Level term insurance
Level term insurance pays out a sum of money if the policyholder dies during the policy’s term. The sum assured is guaranteed and the payout amount is the same throughout the term. Since most mortgages are paid off after 25 years, you may not need life cover beyond this period – and this type of insurance may also appeal to policyholders who only need cover while their children live at home or are in full-time education. Limiting your life insurance policy term in this way reduces premiums compared with whole-of-life policies.
Convertible term insurance
This type of insurance is like level term insurance, but with the option to revert to whole-life insurance.
Decreasing-term life insurance
With this type of life insurance the potential amount paid out decreases each year. It's sometimes referred to as 'mortgage protection cover', because it is often used to protect capital and interest repayments on a mortgage. The model reflects the shrinking size of mortgages over time, and whereas with normal term insurance you could end up being 'over-insured' as time goes on and your mortgage shrinks, decreasing term life insurance takes this into account, and premiums tend to be lower.

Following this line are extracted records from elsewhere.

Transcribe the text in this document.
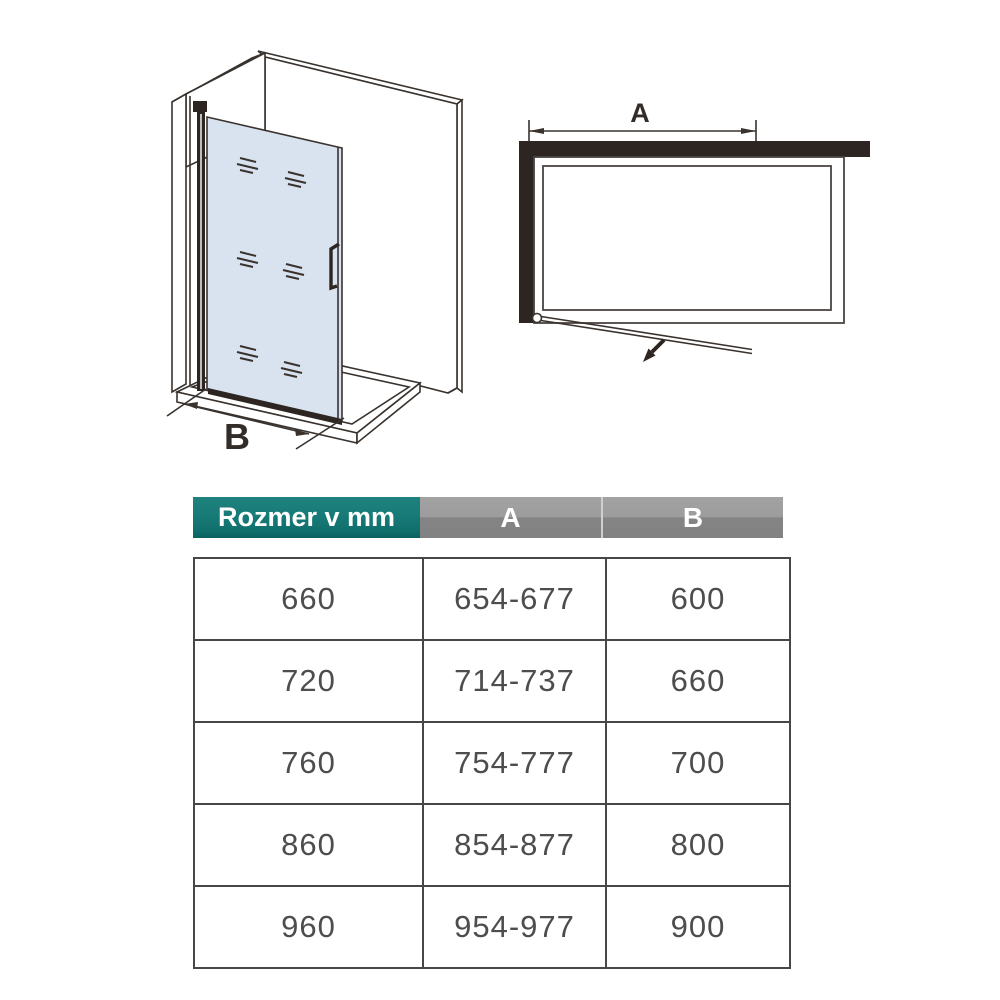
B
A
Rozmer v mm	A	B
660	654-677	600
720	714-737	660
760	754-777	700
860	854-877	800
960	954-977	900
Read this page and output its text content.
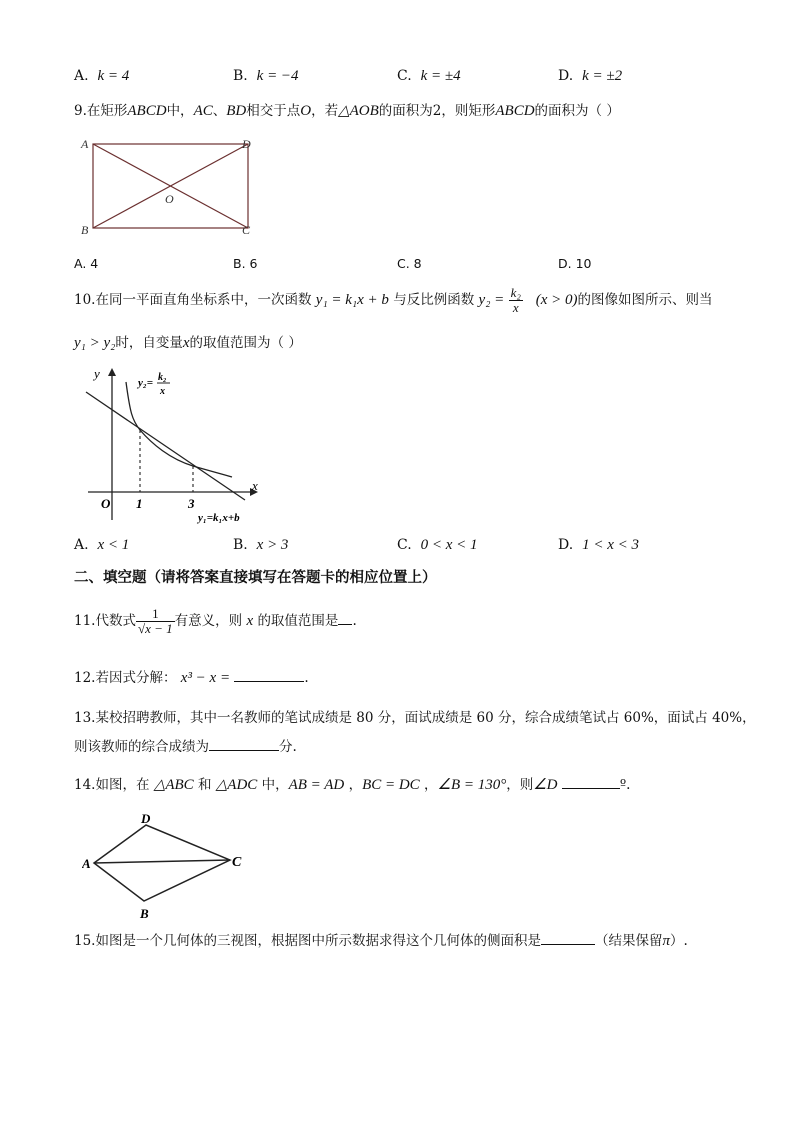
A. k = 4	B. k = −4	C. k = ±4	D. k = ±2
9.在矩形ABCD中，AC、BD相交于点O，若△AOB的面积为2，则矩形ABCD的面积为（ ）
A	D
B	C
O
A. 4	B. 6	C. 8	D. 10
10.在同一平面直角坐标系中，一次函数 y₁ = k₁x + b 与反比例函数 $y_2 = \frac{\text{k₂}}{x} (x > 0)$的图像如图所示、则当
y₁ > y₂时，自变量x的取值范围为（ ）
y
x
O 1	3
y₂= k₂
x
y₁=k₁x+b
A. x < 1	B. x > 3	C. 0 < x < 1	D. 1 < x < 3
二、填空题（请将答案直接填写在答题卡的相应位置上）
11.代数式 $\frac{1}{√x - 1}$ 有意义，则 x 的取值范围是 .
12.若因式分解： x³ − x =	.
13.某校招聘教师，其中一名教师的笔试成绩是 80 分，面试成绩是 60 分，综合成绩笔试占 60%，面试占 40%，
则该教师的综合成绩为	分.
14.如图，在 △ABC 和 △ADC 中，AB = AD ，BC = DC ，∠B = 130°，则∠D	º.
A
D
C
B
15.如图是一个几何体的三视图，根据图中所示数据求得这个几何体的侧面积是	（结果保留π）.
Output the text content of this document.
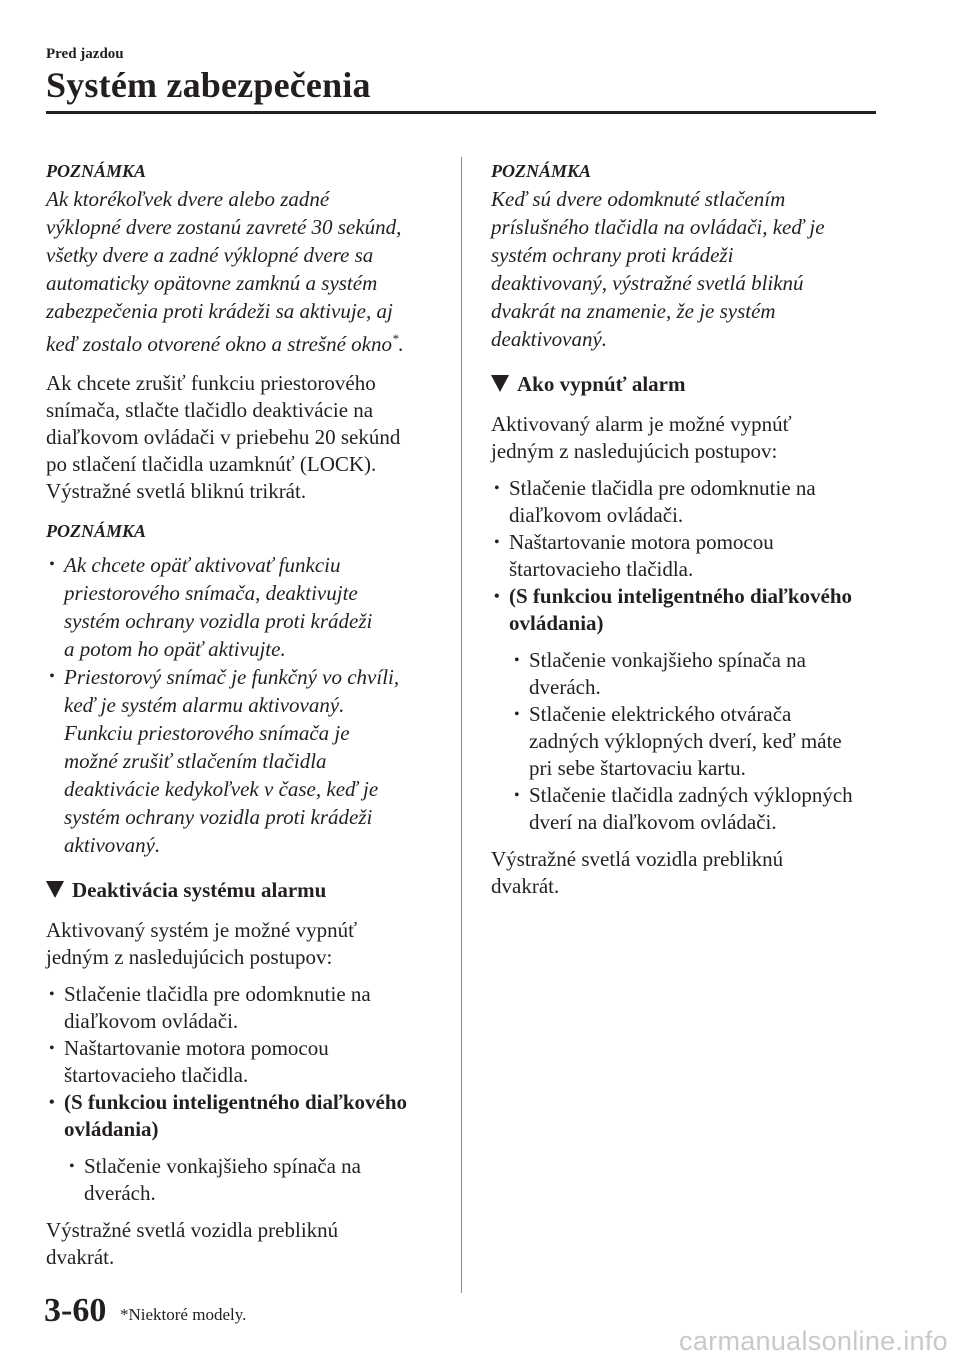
Pred jazdou
Systém zabezpečenia
POZNÁMKA

Ak ktorékoľvek dvere alebo zadné
výklopné dvere zostanú zavreté 30 sekúnd,
všetky dvere a zadné výklopné dvere sa
automaticky opätovne zamknú a systém
zabezpečenia proti krádeži sa aktivuje, aj
keď zostalo otvorené okno a strešné okno*.

Ak chcete zrušiť funkciu priestorového
snímača, stlačte tlačidlo deaktivácie na
diaľkovom ovládači v priebehu 20 sekúnd
po stlačení tlačidla uzamknúť (LOCK).
Výstražné svetlá bliknú trikrát.

POZNÁMKA
• Ak chcete opäť aktivovať funkciu
priestorového snímača, deaktivujte
systém ochrany vozidla proti krádeži
a potom ho opäť aktivujte.
• Priestorový snímač je funkčný vo chvíli,
keď je systém alarmu aktivovaný.
Funkciu priestorového snímača je
možné zrušiť stlačením tlačidla
deaktivácie kedykoľvek v čase, keď je
systém ochrany vozidla proti krádeži
aktivovaný.
Deaktivácia systému alarmu

Aktivovaný systém je možné vypnúť
jedným z nasledujúcich postupov:

• Stlačenie tlačidla pre odomknutie na
diaľkovom ovládači.
• Naštartovanie motora pomocou
štartovacieho tlačidla.
• (S funkciou inteligentného diaľkového
ovládania)
• Stlačenie vonkajšieho spínača na
dverách.

Výstražné svetlá vozidla prebliknú
dvakrát.

POZNÁMKA

Keď sú dvere odomknuté stlačením
príslušného tlačidla na ovládači, keď je
systém ochrany proti krádeži
deaktivovaný, výstražné svetlá bliknú
dvakrát na znamenie, že je systém
deaktivovaný.

Ako vypnúť alarm

Aktivovaný alarm je možné vypnúť
jedným z nasledujúcich postupov:

• Stlačenie tlačidla pre odomknutie na
diaľkovom ovládači.
• Naštartovanie motora pomocou
štartovacieho tlačidla.
• (S funkciou inteligentného diaľkového
ovládania)
• Stlačenie vonkajšieho spínača na
dverách.
• Stlačenie elektrického otvárača
zadných výklopných dverí, keď máte
pri sebe štartovaciu kartu.
• Stlačenie tlačidla zadných výklopných
dverí na diaľkovom ovládači.

Výstražné svetlá vozidla prebliknú
dvakrát.

3-60 *Niektoré modely.
carmanualsonline.info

Increasing-term insurance on the other hand sees potential payouts increase each year, and may be suitable if you expect your family's financial needs to grow along with increasing inflation. You can link your payout directly to an inflation measure such as the Retail Prices Index (RPI) or Consumer Prices Index (CPI), or cover can rise by a fixed percentage year on year. Expect premiums to be higher than those of Level term or Decreasing-term insurance.
Renewable term insurance
With this type of insurance, cover is provided for a fixed period, but on the expiry date there is an option to continue without undertaking any further health checks. This can help keep premium costs to a minimum in the event of you developing health problems, because while premiums are likely to be based on your age at the renewal stage, they do not reflect any health issues you have experienced since the original policy was taken out.
Joint life insurance
For couples, Joint life insurance is worth considering – a single policy that pays out in the event of either one of you dying. This can work out cheaper than paying the premiums on two separate policies, but remember that with joint policies there is only one pay out on the first death – and after that point the cover ends. If you had two separate individual life insurance policies, on the other hand, the second policy would remain in place even after a claim was made on the first policy.
Some firms offer staff’s families a lump-sum payment if the employee dies while they are employed by the company, regardless of whether the death occurs at the workplace or elsewhere. You may still need separate life insurance even if your company does offer death-in-service benefits, however, as they are often only equivalent to three or four years’ worth of salary – and cover ends if you leave the firm.